Cela étant, bien entendu, le tout est d'en utiliser au bon moment et le moins possible.  Pour cela, je suis assez content qu'on soit revenus de l'époque des SS et autres moudjahidines du zéro soufre.

Monday 19 December 2011

Christine Vernay et Thierry Germain @ Alfa International, 15 décembre 2011

Visite apparemment annuelle de deux compères, l'une du Nord Rhône, l'autre d'Anjou.  Les deux domaines sont ultra-connus en France et commencent à se faire une petite place ici.  Je connais bien les deux pour avoir goûté de nombreuses fois leurs vins, même si j'avoue que cela faisait quelques années que je n'avais pas goûté de façon systématique l'ensemble (ou presque) de leur production.  En particulier, pour le Domaine Vernay, la dernière fois que j'en avais goûté, Christine venait tout juste de reprendre le domaine de son père, Georges.  

Pour Vernay, on a goûté le Condrieu Terrasses de l'Empire 2008, pas de Coteau du Vernon, ni de Chaillées de l'Enfer :-( , et la syrah en VDP de Collines Rhodaniennes.  Donc pas de Côte-Rôtie non plus, re- :-(.  

Pour Thierry Germain, on a goûté l'Insolite en blanc, la Marginale et les Terres Chaudes en rouge.  

Pour ce qui est de Vernay, je n'ai pas vu d'évolution stylistique notable depuis la dernière fois que j'ai goûté: le Condrieu était floral, beurré mais sans excès, la Syrah, très "varietally-correct", ça sentait la syrah bien poivrée et puis c'est tout.   Pour Thierry Germain, j'ai remarqué une amélioration sensible depuis ma dernière dégustation: les vins ont gagné en fraîcheur, en minéralité et en complexité, sans toutefois atteindre les niveaux de gourmandise et de suavité de mes Saumur(-Champigny) préférés.  Thierry Germain attribue cela a des progrès significatifs en termes de viticulture.  C'est assez intéressant de voir un Bordelais de souche, bien dans sa chemise bleu ciel, son jean Diesel et ses mocassins Tod's vous parler de biodynamie avec l'oeil qui pétille.  En tout cas, le travail se ressent dans la bouteille, bravo!
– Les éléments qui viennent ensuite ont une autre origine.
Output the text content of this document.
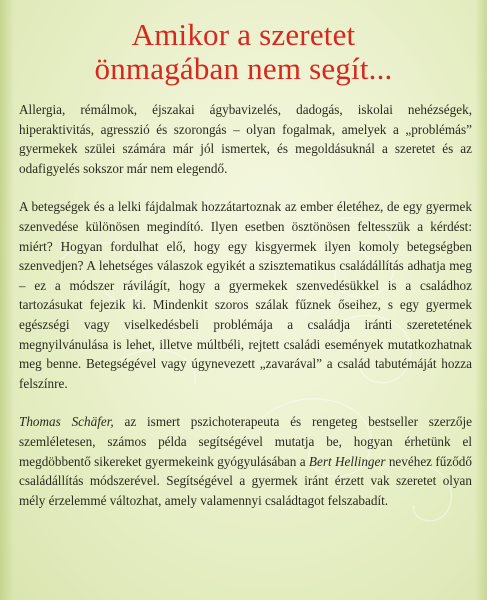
Amikor a szeretet
önmagában nem segít...

Allergia, rémálmok, éjszakai ágybavizelés, dadogás, iskolai nehézségek, hiperaktivitás, agresszió és szorongás – olyan fogalmak, amelyek a „problémás” gyermekek szülei számára már jól ismertek, és megoldásuknál a szeretet és az odafigyelés sokszor már nem elegendő.

A betegségek és a lelki fájdalmak hozzátartoznak az ember életéhez, de egy gyermek szenvedése különösen megindító. Ilyen esetben ösztönösen feltesszük a kérdést: miért? Hogyan fordulhat elő, hogy egy kisgyermek ilyen komoly betegségben szenvedjen? A lehetséges válaszok egyikét a szisztematikus családállítás adhatja meg – ez a módszer rávilágít, hogy a gyermekek szenvedésükkel is a családhoz tartozásukat fejezik ki. Mindenkit szoros szálak fűznek őseihez, s egy gyermek egészségi vagy viselkedésbeli problémája a családja iránti szeretetének megnyilvánulása is lehet, illetve múltbéli, rejtett családi események mutatkozhatnak meg benne. Betegségével vagy úgynevezett „zavarával” a család tabutémáját hozza felszínre.

Thomas Schäfer, az ismert pszichoterapeuta és rengeteg bestseller szerzője szemléletesen, számos példa segítségével mutatja be, hogyan érhetünk el megdöbbentő sikereket gyermekeink gyógyulásában a Bert Hellinger nevéhez fűződő családállítás módszerével. Segítségével a gyermek iránt érzett vak szeretet olyan mély érzelemmé változhat, amely valamennyi családtagot felszabadít.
A noter, deux trois choses à propos de cette dégustation.  Primo, comme je le disais, ce n'est pas la première fois que Christine et Thierry voyagent et viennent à Singapour.  Et pourtant, devant un auditoire anglophone, la présentation de Christine Vernay a commencé avec "Hélo, I âme euh vigneron from zeuh Nord-Rhône.  I make zeuh Condrieu, zeuh St Joseph ande zeuh Côte Rôtie...."  Devant ses difficultés à s'exprimer en Anglais, je me suis senti obligé de lui proposer mes services de traduction (facture à suivre), et je me suis retrouvé à faire la traduction pour toute la dégustation.  Thierry Germain a aussi fait appel à mes services, même si son niveau de langue est acceptable.  L'avantage est que j'ai pu retransmettre les infos de façon synthétique à mes interlocuteurs, en ajoutant deux-trois petites choses à ma sauce.Cela étant, si j'étais un examinateur de l'oral d'Anglais au Bac, je donnerai un 2/20 à Christine Vernay et un 10/20 à Thierry Germain, pour l'effort.  Vous m'avez déjà vu fustiger le manque de qualités commerciales des vignerons français dans ce blog, en voici encore un exemple navrant. Ce n'est quand même pas dur d'apprendre à dire cépage, vendange, coteau, argilo-calcaire, levure et foudre en Anglais, si???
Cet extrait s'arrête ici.